One important question, arising from the heterogeneity of prior
study results, is whether the potential effects of OT on social cognition
are specific to particular social cognitive domains. Our current study
examined whether a single dose of intranasal OT improved performance across key subdomains of social cognition in schizophrenia.
Prior research identified two levels of social cognitive impairment in
schizophrenia that are significantly associated with functional capacity and real-world social and work functioning: 1) low-level social
cue detection and 2) high-level inferential and regulatory processes
(Mancuso et al., 2011). The former factor comprised tasks in which
minimal inferential processes are necessary to interpret the presented
social information, while the latter factor comprised tasks which required higher-level cognitive processing incorporating knowledge not
directly presented in the stimuli.
Using a randomized, double-blind, placebo-controlled design, patients completed a social cognitive assessment battery. The primary
outcome measure was a composite social cognition score, with secondary analyses examining the low-level and high-level composites
separately. In addition to our primary goal of assessing changes in social cognition, our secondary goals included assessing: 1) the subjective experience of intranasal OT treatment; and 2) acute changes in
clinical symptoms following intranasal OT treatment.

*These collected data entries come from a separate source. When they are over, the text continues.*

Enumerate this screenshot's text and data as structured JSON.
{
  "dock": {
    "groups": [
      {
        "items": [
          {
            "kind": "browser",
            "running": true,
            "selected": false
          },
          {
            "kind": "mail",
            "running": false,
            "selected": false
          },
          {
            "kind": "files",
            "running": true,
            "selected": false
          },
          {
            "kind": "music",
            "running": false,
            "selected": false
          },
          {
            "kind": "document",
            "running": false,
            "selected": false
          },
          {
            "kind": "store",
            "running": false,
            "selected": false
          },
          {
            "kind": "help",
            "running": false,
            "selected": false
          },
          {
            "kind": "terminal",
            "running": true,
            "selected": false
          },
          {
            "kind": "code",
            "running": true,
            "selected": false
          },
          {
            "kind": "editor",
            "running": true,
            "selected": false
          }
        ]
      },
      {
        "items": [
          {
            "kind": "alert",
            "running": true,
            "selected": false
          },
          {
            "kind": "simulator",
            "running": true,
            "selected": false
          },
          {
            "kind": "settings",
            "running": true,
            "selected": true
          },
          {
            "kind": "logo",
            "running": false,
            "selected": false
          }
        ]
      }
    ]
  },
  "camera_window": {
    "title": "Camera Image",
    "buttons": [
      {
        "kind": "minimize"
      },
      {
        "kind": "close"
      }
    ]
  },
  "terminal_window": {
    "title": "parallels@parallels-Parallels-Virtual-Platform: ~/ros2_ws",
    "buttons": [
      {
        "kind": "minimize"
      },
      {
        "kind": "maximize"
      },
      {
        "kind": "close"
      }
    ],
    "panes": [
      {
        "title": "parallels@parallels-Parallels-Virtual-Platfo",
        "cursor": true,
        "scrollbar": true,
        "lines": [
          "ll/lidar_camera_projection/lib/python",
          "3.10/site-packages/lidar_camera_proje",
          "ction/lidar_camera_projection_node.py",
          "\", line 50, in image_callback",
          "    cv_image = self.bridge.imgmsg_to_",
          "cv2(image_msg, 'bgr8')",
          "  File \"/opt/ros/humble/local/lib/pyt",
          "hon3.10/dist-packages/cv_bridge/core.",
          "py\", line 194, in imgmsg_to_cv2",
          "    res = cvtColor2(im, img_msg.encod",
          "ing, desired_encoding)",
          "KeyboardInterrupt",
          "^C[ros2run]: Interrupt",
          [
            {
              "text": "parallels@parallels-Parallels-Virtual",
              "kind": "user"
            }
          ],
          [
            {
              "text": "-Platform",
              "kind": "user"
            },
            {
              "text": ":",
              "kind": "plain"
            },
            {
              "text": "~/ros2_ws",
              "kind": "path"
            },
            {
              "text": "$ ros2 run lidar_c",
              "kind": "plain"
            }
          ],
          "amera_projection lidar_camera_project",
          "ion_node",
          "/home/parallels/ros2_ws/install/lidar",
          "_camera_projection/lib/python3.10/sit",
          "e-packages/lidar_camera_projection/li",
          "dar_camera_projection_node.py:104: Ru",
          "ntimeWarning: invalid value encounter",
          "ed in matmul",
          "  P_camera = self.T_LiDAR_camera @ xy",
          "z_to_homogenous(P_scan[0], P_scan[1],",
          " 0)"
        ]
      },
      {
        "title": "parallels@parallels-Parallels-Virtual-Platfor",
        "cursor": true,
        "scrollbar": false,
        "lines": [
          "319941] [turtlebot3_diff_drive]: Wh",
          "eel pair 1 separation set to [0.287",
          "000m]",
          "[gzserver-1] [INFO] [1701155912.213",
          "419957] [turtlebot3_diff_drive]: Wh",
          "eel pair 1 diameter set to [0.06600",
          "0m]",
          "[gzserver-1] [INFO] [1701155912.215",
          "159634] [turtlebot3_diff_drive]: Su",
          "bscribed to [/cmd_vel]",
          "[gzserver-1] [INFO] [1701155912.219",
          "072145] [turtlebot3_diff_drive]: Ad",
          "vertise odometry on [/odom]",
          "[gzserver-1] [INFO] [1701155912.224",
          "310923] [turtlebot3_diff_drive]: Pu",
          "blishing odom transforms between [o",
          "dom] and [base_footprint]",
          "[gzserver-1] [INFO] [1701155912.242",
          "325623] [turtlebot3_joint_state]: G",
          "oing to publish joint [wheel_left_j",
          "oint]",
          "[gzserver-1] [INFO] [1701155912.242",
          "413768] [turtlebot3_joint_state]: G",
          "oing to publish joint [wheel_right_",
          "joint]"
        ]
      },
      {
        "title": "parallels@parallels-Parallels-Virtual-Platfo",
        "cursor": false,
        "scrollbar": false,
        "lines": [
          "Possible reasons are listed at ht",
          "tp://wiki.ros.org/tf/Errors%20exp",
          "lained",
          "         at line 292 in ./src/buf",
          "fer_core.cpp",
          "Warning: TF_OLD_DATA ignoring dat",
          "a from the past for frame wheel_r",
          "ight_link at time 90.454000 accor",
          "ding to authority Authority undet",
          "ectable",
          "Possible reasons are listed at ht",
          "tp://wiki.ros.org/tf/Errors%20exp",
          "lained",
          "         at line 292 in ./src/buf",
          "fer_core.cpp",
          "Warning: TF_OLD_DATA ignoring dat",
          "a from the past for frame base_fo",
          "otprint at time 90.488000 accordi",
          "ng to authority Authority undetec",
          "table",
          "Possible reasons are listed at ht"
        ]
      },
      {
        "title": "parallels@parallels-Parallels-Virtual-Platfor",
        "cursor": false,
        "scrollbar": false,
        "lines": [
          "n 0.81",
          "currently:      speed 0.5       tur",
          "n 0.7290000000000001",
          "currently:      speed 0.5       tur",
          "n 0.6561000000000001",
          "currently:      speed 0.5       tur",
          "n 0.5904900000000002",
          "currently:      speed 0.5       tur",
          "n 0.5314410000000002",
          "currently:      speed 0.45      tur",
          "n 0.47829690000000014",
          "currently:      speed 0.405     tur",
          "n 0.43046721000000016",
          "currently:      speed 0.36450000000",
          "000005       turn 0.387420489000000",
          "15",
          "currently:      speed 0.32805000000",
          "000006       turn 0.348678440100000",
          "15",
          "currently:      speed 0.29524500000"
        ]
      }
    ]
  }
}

2. Experimental methods and materials
2.1. Participants
Twenty-four male outpatients between the ages of 18 and 56 were
recruited from the VA Greater Los Angeles Healthcare System
(VAGLAHS). Patients met DSM-IV-TR criteria for schizophrenia, based
on clinical interview and medical records. Subjects were clinically stable
as indicated by: no psychiatric hospitalizations in the past 6 months;
adherent to antipsychotic medication with dosages not varying by
>25% over 3 months prior to participation; at least 6 months since any
indication of potential danger to self or others; no acute medical problems; and chronic medical conditions consistently treated and stable
for >3 months. Exclusion criteria were mental retardation; treatment
with electroconvulsive therapy within 6 months prior to participation;
history of stroke, traumatic brain injury, or epilepsy; history of substance
abuse or dependence within 6 months prior to participation; history of
hyponatremia within 6 months prior to participation; or allergic rhinitis
or other inflammation of nasal mucosa. Antipsychotic medication type
and dose were clinically determined. All participants had the capacity
to give informed consent and provided written informed consent in accordance with procedures approved by the Institutional Review Board
at VAGLAHS.
2.2. Pharmacological treatment
OT nasal spray (50 IU/ml) was compounded by Inland Compounding
Pharmacy (Loma Linda, CA). A placebo nasal spray was prepared that
was otherwise identical to the active treatment. Nasal sprays were prepared in 3 ml single use vials, calibrated to dispense 0.1 ml per puff. Subjects were instructed to spray 4 puffs into each nostril, for a total dose of
40 IU OT (or equivalent volume of placebo spray).
2.3. Study design
At an initial screening visit, informed consent was obtained and
demographic data and medical histories were obtained. Brief physical
examinations were performed. If subjects were eligible, they were
scheduled for a second visit for baseline assessment. At baseline, subjects were assessed with the Positive and Negative Syndrome Scale
(PANSS), Clinical Global Impression (CGI), and the social cognition assessment battery, with no pharmacological intervention. The order of
administration for social cognitive tests was counter-balanced across
subjects. On the third visit, one week later, subjects were randomized
(double-blind) to receive either intranasal OT or placebo. Thirty minutes after treatment, each subject completed the same assessments
in the same order as in their baseline visit. At the conclusion of the
visit, participants were interviewed regarding their subjective experiences of the treatment.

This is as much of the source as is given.